Mitolojiye göre Minos Zeus ile Europenin üç
çocuğundan biridir. Minos efsanesini Azra Erhat şöyle anlatır :
‘’Minos Girit tahtına çıkmak isteyince üç
kardeş arasında kavga kopmuş, ama Minos tanrıların kendisinden yana olduklarını
ileri sürmüş, bunu kanıtlamak üzere de Poseidon tanrıdan bir dilek dilemiş,
denizden bir boğa çıkarmasını istemiş ve bu boğayı da gene tanrıya kurban
etmeye söz vermiş. Dilediği gibi olmuş, denizden köpükler gibi ak bir boğa
çıkagelmiş. Minos boğayı almış, tahta oturmuş ama hayvanı tanrıya kurban etmeyi
unutmuş. Güzelim ak boğayı sürülerinin arasına damızlık olarak göndermiş. Bu
duruma çok kızan deniz tanrı, ak boğayı Minosun başına bela etmiş; bir efsaneye
göre de hayvan kudurmuş , ortalığı kasıp kavurduğu bir sırada Heraklesin
elinden öldürülmüş, ama iş bununla da kalmamış, kralın karısı Pasiphae bu
boğaya doğadışı bir aşkla tutulmuş ve onunla birleşmiş. Kral Minos güneş tanrı
Heliosun kızlarından Pasiphae ile evlenmişti. Bir zamanlar Europe gibi boğaya
vurulan Pasiphae ak boğayla birleşebilmek için Daidalos?a bir inek heykeli
yaptırır, içine girer ve gebe kalarak Minotaurosu doğurur. Ondan sonra da
doğurur. Ondan sonra da Girit sarayının yaşamı karmakarışık olur. Helios
döllerinin hepsi gibi Pasiphae de büyücüdür, seviştiği boğayı öldürttü diye
Minosu büyüler, yatağından yılanlar, çıyanlar, akrepler çıkmasını sağlar. Bunlar
işi çapkınlığa vuran Minosun yatağına giren her kadını sokup öldürmekteymişler.
‘’
Minos hakkında anlatılagelen bu efsaneler de
Minosun Yunan mitolojisinde Midasa benzer bir yer aldığını göstermektedir. Bu
efsanede boğa kültünün önemi de dikkat çekmektedir. Burada Minosun boğayı
kurban etmemesi ve sonrasında da bu boğayı öldürmesi sonucu bir tür lanetlenme
ile karşı karşıya kalması anlatılmaktadır. Başka bir efsaneye göre de bu
yılanların,çıyanların ve kreplerin Minosun sperminden çıkması , Girit kraliyet
soyuna karşı da bir tepki olduğunu göstermektedir.

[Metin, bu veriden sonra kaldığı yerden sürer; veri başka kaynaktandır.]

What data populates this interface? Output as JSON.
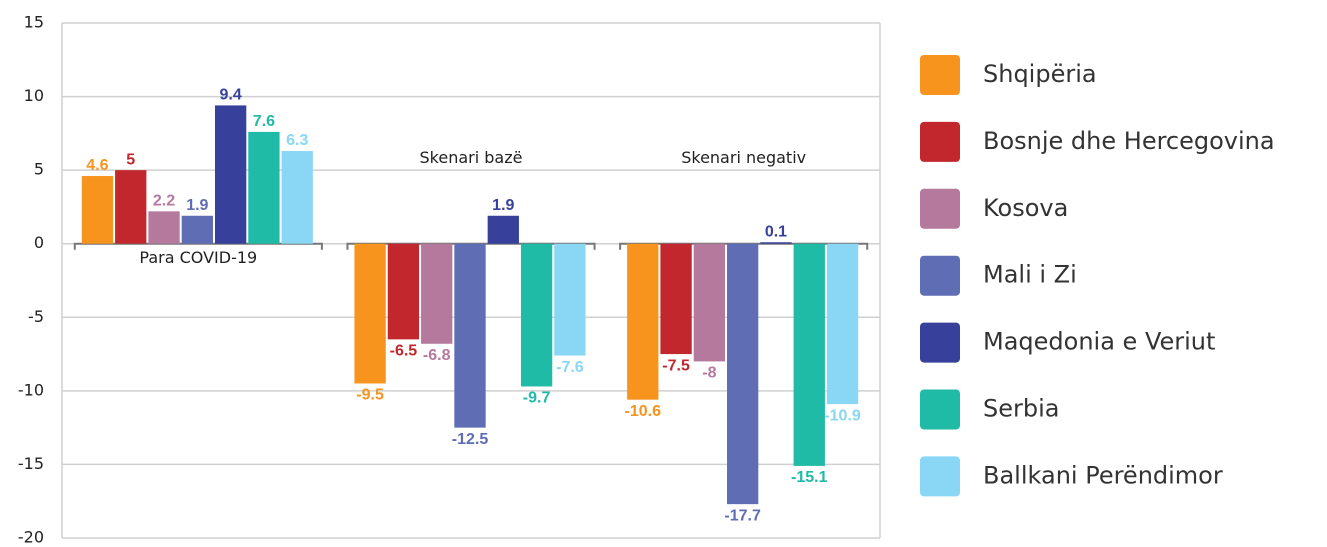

Burada dikkat edilmesi gereken bir nokta da
Pasiphae olarak gözükmektedir. Pasiphaenin, Helios soyundan olması ve büyücü
olması boğa ile ilintili ay kültü ile güneş kültü arasındaki bir karşıtlığı
yansıtmaktadır.
Bütün bunların yanında Minos, Yunanlılara
göre halkının üzerinde adil ve düzgün bir şekilde hüküm sürmüş bir hükümdardır.
Minosun hükümdarlığı da , doğu kültürlerinde
olduğu gibi tanrısaldır. Minos da kanunları Zeusun iradesi ile yapmaktadır.

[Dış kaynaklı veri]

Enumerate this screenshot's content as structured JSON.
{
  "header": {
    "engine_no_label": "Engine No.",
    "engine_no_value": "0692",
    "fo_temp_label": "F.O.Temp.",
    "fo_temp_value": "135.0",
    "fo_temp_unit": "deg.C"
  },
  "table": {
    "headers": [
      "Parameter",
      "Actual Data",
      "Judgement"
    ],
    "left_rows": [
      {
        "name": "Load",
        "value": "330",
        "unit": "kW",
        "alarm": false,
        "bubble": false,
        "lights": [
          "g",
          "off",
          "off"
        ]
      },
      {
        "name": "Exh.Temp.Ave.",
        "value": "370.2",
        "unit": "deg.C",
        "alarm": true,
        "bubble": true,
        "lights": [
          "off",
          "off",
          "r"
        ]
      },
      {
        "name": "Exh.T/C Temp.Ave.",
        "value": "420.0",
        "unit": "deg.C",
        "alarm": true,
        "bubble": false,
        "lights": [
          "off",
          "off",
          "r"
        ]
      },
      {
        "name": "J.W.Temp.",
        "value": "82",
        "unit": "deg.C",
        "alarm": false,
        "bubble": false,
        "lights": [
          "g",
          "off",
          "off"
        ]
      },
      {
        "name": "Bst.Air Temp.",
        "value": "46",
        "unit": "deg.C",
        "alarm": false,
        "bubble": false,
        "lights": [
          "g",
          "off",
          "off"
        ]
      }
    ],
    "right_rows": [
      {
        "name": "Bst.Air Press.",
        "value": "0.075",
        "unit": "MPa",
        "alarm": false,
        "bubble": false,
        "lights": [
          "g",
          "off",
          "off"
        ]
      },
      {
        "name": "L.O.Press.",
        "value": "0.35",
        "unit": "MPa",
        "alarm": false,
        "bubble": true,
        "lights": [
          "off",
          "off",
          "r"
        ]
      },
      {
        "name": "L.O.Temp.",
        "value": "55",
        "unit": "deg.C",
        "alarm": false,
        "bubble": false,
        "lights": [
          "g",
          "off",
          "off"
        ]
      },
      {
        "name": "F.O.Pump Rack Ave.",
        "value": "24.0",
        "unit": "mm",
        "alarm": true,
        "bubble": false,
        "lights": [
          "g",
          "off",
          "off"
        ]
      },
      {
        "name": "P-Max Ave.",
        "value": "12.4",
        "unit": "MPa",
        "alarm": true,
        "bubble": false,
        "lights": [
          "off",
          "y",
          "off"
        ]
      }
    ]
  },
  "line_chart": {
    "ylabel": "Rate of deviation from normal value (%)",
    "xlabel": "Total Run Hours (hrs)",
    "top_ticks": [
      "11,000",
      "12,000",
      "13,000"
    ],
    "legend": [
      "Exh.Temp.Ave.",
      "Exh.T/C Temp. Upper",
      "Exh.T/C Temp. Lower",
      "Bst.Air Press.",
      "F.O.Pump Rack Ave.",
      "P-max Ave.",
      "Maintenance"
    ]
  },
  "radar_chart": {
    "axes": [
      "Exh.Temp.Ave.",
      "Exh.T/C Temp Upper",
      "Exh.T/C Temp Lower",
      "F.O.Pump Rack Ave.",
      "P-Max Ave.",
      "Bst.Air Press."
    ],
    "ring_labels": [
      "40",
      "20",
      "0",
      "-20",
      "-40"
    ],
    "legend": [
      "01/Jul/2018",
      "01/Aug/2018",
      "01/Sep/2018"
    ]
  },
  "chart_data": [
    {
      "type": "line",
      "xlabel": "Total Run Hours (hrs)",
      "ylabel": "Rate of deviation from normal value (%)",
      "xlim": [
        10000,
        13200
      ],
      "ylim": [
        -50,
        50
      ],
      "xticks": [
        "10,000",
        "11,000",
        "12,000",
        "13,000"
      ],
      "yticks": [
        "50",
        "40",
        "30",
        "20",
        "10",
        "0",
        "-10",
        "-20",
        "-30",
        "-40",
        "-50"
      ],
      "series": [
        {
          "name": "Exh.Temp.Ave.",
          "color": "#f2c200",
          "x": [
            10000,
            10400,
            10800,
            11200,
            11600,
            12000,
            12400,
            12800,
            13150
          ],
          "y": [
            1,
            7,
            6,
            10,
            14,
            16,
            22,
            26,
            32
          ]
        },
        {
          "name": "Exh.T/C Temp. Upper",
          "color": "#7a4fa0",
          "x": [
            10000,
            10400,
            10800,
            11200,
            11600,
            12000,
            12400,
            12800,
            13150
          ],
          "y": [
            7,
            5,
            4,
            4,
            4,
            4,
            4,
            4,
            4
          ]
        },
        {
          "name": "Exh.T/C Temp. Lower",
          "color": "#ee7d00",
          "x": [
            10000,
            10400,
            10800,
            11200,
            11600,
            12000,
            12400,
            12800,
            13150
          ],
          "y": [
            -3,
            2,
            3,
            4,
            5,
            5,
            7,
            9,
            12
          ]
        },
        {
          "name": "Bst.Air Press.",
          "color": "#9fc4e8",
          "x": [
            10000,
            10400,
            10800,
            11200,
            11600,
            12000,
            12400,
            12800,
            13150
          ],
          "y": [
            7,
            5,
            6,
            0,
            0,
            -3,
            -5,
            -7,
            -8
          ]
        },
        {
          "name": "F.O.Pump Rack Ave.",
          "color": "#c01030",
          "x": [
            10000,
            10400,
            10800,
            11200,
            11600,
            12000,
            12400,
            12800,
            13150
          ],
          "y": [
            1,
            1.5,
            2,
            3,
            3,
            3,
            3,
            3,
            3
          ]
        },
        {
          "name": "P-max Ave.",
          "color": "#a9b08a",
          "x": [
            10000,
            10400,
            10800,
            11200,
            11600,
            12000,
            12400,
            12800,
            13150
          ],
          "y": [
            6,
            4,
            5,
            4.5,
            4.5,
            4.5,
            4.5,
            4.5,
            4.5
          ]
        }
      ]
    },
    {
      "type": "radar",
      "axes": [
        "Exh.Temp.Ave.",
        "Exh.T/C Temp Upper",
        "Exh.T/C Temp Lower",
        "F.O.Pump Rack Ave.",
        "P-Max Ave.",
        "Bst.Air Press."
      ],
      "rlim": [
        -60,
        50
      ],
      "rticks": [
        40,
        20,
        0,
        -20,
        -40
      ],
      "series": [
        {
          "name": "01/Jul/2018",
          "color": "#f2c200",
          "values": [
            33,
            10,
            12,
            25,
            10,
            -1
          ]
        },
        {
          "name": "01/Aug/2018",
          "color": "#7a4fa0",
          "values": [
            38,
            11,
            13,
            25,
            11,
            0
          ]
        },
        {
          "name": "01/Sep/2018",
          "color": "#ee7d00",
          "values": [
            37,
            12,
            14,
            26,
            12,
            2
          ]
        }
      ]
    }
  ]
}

Bunu kanıtlamak için de her dokuz yılda bir İda mağarasına gitmektedir ve
burada tanrısal ilhamı da almaktadır.
Minosun mitolojide bir çok yere gitmiş olması
da Girit kolonilerinin buralara uzandığını göstermektedir.
Minos ile ilgili en ünlü efsanelerden biri de
yukarıda kısaca sözü geçen Minotauros efsanesidir.
Azra Erhat , Mitoloji Sözlüğünde (bkz
Kaynakça) Minotaurosu şöyle anlatır:
‘’ Adı Minosun boğası anlamına gelen
Minotauros insan bedenli boğa başlı bir canavarmış. Tanrı Poseidonun kral Minosa
gönderdiği bir boğa ile Minosun karısı Pasiphaeden doğmaymış. Minos bu korkunç
yaratığı saklamak için mimarı Daidalosa Labyrinthos sarayını yaptırmış.
Theseus Minosun kızı Ariadnenin yardımı ile Minotaurosu öldürmüş. Minotauros
Girit sarayında derin izler bırakmış olan Girite özgü bir boğa kültünün simgesi
olsa gerek. ’’
Aslında bu efsane çok önemli ipuçları da
vermektedir. Minotauros sadece Minosun boğası anlamına gelmemekle birlikte bir
bileşik isim olarak Boğa Minos anlamına da gelmektedir. Eğer Minosu bir unvan
olarak düşünürsek Boğa Kral gibi bir anlam kazanabilir. Bu ise daha eski
dönemlerden kalan bir unvanı ya da bir tapınakta duran bir Boğa-tanrı heykeli
ile ilişkili bir kültü düşündürtmektedir.